The kids might enjoy this place, not so much because of the history, but because you can spend the night in the military guest quarters which is said to be haunted. When the park closes at night, you and your family will be the only ones around—just you and the ghosts, who are said manifest themselves in bright lights.
Another interesting stop in the vicinity is the Varner-Hogg Plantation State Historical Park in West Columbia. It’s a wonderful antebellum home built by Martin Varner, one of Texas’ original 300 colonists. The home was eventually purchased in 1901 by James S. Hogg, who became governor of the state. Kids will perk up and pay attention on the tour when the story turns to Governor Hogg’s only daughter, whom he name Ima. Yes, her name was Ima Hogg. Remind the kids of that one when they say they hate the name you gave them.
But Miss Ima overcame her unfortunate name to became one of the most respected women in Texas, using her family fortune and influence to found the Houston Symphony, fund medical research at the University of Texas and build numerous museums and state parks. There’s a lesson in here that even the kids can’t miss.
A final stop on your tour of Texas history should be the San Jacinto State Park outside of Houston, where the final battle was fought, where the lives of those lost at the Alamo and Goliad were vindicated and General Santa Anna surrendered his troops to General Sam Houston. The site is marked by a 570-foot tall monument where visitors can get an impressive view of the surrounding landscape from an observation deck at 489 feet. In the museum below, the complete story of Texas independence is told is an award-winning 35-minute documentary designed especially for the education of Texas elementary school children.
Also at San Jacinto is the Battleship Texas, which served in both World War I and World War II. The Texas provided cover fire for the D-Day invasion of Normandy and has since been named a National Historic Landmark. Families can tour the battleship, climb into sleeping bunks and develop a better understanding of the contributions of this great battleship in American history.

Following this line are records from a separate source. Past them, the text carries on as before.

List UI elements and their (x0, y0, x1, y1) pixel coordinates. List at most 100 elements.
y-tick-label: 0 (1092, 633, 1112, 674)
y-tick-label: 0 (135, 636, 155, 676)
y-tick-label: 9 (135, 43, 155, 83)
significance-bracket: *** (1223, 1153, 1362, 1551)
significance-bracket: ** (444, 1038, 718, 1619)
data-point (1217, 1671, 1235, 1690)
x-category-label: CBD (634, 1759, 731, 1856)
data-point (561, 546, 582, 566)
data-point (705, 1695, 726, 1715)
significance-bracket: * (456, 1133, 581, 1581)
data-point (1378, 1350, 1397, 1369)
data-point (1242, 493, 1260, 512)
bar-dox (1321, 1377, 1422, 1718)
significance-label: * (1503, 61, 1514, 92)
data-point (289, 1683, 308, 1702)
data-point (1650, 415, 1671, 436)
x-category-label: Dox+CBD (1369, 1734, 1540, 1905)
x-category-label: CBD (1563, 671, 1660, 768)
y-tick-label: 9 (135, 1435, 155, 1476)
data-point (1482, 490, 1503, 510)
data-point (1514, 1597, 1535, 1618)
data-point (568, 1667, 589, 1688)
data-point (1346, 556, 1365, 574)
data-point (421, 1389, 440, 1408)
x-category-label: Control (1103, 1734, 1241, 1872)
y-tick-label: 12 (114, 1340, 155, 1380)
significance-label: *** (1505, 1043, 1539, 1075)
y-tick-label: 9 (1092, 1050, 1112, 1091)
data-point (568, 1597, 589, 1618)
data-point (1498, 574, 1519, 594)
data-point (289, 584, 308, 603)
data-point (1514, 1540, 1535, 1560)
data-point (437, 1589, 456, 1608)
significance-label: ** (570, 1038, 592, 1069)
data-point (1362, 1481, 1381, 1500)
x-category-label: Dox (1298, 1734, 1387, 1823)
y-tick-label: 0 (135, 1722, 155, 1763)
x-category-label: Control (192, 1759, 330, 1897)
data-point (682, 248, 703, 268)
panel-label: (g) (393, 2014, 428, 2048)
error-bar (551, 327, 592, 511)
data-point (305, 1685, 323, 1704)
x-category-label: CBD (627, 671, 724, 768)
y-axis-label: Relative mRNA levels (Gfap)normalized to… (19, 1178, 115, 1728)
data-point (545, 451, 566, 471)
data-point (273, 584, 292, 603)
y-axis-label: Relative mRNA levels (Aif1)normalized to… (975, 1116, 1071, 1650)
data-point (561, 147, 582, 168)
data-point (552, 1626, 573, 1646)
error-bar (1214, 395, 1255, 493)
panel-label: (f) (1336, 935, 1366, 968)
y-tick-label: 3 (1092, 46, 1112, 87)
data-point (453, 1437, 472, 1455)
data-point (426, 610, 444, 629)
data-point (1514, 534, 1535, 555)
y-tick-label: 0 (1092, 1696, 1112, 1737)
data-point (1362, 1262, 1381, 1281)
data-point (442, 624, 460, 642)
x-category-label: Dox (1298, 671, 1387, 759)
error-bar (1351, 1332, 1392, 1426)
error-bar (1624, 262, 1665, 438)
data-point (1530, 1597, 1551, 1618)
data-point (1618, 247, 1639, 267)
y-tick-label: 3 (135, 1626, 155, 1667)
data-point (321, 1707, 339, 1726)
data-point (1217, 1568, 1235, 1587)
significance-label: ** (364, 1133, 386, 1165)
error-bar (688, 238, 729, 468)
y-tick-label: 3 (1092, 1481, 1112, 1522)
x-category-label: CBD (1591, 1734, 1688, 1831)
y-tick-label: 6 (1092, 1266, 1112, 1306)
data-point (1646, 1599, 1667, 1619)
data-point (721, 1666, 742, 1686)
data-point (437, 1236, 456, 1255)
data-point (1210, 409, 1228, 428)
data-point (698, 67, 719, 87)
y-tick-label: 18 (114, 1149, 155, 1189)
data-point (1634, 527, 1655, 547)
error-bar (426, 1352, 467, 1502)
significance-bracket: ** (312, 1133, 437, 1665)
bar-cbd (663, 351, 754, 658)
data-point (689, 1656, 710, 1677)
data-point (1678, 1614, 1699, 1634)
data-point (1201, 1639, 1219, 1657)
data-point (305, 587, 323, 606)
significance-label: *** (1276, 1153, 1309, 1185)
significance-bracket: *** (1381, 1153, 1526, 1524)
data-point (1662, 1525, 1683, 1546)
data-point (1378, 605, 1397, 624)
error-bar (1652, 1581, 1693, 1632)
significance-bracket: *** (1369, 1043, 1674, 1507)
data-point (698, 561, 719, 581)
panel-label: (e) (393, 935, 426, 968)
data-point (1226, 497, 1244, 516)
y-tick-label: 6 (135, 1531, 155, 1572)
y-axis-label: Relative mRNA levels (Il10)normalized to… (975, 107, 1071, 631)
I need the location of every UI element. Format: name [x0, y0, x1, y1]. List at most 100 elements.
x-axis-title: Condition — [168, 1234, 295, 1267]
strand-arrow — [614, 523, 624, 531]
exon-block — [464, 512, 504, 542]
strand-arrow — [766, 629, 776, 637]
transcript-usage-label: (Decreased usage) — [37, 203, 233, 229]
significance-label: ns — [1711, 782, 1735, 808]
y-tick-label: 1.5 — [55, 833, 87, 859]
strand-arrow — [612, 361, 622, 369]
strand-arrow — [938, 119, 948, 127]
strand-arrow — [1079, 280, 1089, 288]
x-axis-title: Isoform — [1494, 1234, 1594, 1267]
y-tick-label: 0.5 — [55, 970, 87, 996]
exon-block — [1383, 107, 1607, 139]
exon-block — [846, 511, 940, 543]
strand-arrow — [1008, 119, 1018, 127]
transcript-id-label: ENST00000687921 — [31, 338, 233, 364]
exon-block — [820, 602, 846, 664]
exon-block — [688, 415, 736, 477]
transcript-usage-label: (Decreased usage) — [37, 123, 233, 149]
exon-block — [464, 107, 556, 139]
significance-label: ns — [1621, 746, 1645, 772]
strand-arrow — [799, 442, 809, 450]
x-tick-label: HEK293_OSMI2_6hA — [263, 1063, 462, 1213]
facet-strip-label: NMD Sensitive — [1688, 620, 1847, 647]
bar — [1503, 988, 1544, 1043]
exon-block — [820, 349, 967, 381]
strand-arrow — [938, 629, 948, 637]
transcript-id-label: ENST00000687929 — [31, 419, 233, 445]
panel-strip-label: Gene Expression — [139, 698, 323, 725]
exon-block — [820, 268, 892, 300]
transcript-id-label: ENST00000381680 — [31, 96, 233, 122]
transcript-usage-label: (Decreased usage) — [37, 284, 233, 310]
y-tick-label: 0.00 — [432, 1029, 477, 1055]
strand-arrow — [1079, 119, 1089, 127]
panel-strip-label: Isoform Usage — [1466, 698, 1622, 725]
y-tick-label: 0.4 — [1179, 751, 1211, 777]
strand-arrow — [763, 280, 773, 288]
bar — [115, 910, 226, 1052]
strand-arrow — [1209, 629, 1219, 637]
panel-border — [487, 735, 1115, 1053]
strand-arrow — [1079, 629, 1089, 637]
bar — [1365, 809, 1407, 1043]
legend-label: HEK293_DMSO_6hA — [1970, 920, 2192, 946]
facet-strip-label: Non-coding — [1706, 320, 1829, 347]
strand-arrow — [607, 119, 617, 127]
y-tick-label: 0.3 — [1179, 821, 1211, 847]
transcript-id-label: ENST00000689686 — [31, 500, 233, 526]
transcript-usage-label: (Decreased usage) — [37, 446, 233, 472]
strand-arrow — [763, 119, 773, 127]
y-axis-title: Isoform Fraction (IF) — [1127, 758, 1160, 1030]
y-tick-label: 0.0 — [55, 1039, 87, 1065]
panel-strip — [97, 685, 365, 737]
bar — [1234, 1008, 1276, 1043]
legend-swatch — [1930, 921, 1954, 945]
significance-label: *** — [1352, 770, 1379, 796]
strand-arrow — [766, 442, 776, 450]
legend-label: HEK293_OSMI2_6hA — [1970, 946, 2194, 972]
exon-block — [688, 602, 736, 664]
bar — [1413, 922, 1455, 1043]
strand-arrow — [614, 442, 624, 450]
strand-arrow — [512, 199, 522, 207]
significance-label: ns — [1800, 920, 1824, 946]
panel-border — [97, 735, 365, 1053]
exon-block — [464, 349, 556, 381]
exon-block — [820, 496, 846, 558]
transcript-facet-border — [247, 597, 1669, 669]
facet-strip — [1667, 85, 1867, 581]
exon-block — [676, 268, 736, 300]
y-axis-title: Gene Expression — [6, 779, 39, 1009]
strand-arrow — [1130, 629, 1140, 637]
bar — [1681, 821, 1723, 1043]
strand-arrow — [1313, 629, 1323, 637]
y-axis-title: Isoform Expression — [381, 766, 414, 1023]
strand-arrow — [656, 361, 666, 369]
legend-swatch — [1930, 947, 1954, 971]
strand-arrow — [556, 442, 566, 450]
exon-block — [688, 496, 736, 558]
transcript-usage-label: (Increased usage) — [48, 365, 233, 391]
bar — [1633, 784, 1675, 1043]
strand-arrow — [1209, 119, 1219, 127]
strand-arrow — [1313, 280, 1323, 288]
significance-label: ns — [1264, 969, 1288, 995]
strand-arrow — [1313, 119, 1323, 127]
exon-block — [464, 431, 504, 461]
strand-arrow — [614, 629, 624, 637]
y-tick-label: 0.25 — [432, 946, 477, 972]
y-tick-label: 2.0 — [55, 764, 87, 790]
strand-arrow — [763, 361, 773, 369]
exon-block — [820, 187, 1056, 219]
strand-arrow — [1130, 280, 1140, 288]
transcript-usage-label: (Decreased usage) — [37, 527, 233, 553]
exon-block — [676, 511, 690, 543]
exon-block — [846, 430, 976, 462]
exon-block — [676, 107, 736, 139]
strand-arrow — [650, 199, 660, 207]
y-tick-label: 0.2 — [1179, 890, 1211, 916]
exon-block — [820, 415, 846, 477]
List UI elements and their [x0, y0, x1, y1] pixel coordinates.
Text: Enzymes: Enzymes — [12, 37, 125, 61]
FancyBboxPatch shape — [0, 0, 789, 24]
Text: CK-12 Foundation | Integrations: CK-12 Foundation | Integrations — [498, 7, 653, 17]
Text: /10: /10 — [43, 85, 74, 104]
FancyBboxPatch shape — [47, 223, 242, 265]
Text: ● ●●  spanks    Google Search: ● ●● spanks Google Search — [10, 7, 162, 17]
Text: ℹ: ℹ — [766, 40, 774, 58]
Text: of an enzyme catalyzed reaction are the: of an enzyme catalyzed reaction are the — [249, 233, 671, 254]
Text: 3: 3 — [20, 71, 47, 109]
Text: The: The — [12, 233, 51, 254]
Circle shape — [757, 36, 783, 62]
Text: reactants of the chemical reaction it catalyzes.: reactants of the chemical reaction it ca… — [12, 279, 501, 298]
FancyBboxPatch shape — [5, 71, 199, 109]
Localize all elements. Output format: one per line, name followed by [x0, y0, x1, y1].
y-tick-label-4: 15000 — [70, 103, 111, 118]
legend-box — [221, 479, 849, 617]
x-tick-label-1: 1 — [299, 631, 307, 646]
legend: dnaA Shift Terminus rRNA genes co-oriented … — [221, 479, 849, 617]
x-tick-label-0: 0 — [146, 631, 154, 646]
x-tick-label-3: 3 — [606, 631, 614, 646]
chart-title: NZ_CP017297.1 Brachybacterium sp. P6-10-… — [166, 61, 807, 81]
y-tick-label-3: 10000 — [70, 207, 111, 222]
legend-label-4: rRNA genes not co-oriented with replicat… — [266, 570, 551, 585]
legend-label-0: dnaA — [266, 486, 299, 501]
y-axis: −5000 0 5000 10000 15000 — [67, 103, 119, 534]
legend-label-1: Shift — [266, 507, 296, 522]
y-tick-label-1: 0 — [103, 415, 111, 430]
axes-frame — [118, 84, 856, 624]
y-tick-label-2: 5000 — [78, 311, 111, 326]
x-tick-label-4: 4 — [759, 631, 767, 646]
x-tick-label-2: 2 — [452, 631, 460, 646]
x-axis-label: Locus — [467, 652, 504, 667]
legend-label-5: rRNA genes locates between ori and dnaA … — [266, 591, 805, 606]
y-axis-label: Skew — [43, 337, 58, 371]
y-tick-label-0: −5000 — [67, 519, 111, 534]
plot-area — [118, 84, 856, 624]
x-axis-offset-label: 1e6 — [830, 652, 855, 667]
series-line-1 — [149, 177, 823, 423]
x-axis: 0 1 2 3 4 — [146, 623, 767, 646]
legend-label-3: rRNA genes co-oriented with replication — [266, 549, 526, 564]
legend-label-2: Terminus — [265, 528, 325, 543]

While Texas independence was won on April 21, 1836, less than two months after the declaration was signed at Washington-on-the-Brazos, the conflicts with Santa Anna continued throughout the ten years of Texas’ existence as a nation. When Texas became a part of the United States, Mexico then declared war on the United States, resulting in the Mexican-American War of 1846-48. We know how that one turned out, but maybe another historical tour should be on the agenda for next year’s family vacation.
If you Go:
When winning the state’s independence from Mexico, General Sam Houston was not thinking of tourism at the time. Most of the sites where Texas independence was won are in remote areas of the state. The Alamo, of course, is in San Antonio, which has a great airport for flights from almost every city in the U.S. You’ll then have to rent a car to drive the route to the sites mentioned in this article, and plan at least a week in so doing. Otherwise, fly into Houston and see most of the sites within a day’s drive of that city.